El sol había bajado hace tiempo y él se encontraba en su lugar favorito, en cuclillas sobre el techo de un antiguo edificio, antes usado como escuela; desde allí bien podía observar. La noche se cernía en su punto más profundo, más cercana a la madrugada que al decaer del astro. La calle no estaba transitada, pero no faltaba quien trabajara en jornadas largas terminando al amanecer.
Era la hora perfecta. La desolación de las calles, los oscuros callejones y la imposibilidad de escapatoria prometían éxito en encontrar una posible víctima. Se sentía ansioso, excitado, deliciosamente hambriento. La impaciencia lo animaba con cada segundo que pasaba.
Sonrió ante la vista de una silueta acercándose sin prisa —más bien, con pereza—. Pudo distinguirlo bien a escasos metros de distancia. Era un muchacho. Hizo una pequeña mueca de desagrado ante la desilusión. Generalmente prefería mujeres, pero su apetito demandaba un bocadillo. Hoy no era su día.
El muchacho seguía su camino, adormilado, con los párpados sutilmente caídos por la fatiga tras un día de trabajo agotador. Casi se dormía caminando, hasta que un leve sonido detrás de él —de algo cayendo delicadamente— hizo despertar sus sentidos. Paró su andar y volteó. Frente a él había un hombre de capa y sombrero.
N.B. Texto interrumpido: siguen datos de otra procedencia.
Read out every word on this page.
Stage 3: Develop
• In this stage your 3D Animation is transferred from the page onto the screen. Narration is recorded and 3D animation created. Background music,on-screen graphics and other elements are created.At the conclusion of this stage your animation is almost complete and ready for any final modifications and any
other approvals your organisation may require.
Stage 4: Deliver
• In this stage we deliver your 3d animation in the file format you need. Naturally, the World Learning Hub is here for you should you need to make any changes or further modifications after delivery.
El ala de este le cubría la mitad de la cara, solo dejando ver sus labios, rojos como los pétalos de una rosa.
El muchacho estaba estático ante la vista de tan atractivo personaje, el cual le resultaba imposible no mirar por su pintoresco modo de vestir. Inmutó un leve y tímido «¿señor?», pensando que tal vez lo buscaba para algo. El otro sonrió de una manera lenta, deformándose hasta convertirse en una monstruosa sonrisa que dejaba ver dientes y colmillos afilados, cuyo color era tan blanco y brillante como el mármol pulido.
El muchacho se alarmó ante un mal presentimiento, preparando sus sentidos para reaccionar frente a cualquier movimiento amenazante. El otro hombre, de monstruosa sonrisa, lamió sus labios con su extraordinariamante larga lengua, regodeándose del joven como si fuera comida. Acto seguido, se echó a correr hacia el muchacho, quien corrió en dirección opuesta a su atacante.
Corrieron y corrieron varios minutos por la calle, en línea recta. Tarde o temprano el camino iba a terminar, y así fue. Ambos se encontraron en un callejón sin salida. El muchacho, lenta y tortuosamente, era acorralado por su acosador.
«¿Qué quieres de mí?», preguntó, aterrado. «Tu sangre», fue la simple respuesta. Terminada su frase, veloz como la luz, se trasladó hasta donde se hallaba el muchacho, tomándolo fuertemente por la espalda. Inmovilizó su brazo con una sola mano, y con la otra lo tomó del cabello moviendo de forma violenta su cabeza a un lado, dejando el cuello al descubierto. Abrió su boca de una manera inhumanamente grande y le hincó los colmillos en su yugular, succionando su sangre.
Ya satisfecho, tiró al suelo a su alimento, casi desangrado, solo con un hilo de vida. Viéndolo agonizar, le preguntó: «¿Tienes unas últimas palabras?». El muchacho alzó la cabeza con la poca fuerza que le quedaba: «Sí», dijo, y tras una leve pausa, sonrió y exclamó: «Tengo sida». Y al segundo, expiró. El vampiro, apretando sus puños, conteniendo la ira, miró hacia el cielo mientras gritaba con impotencia: «¡¡Hijo de puta!!».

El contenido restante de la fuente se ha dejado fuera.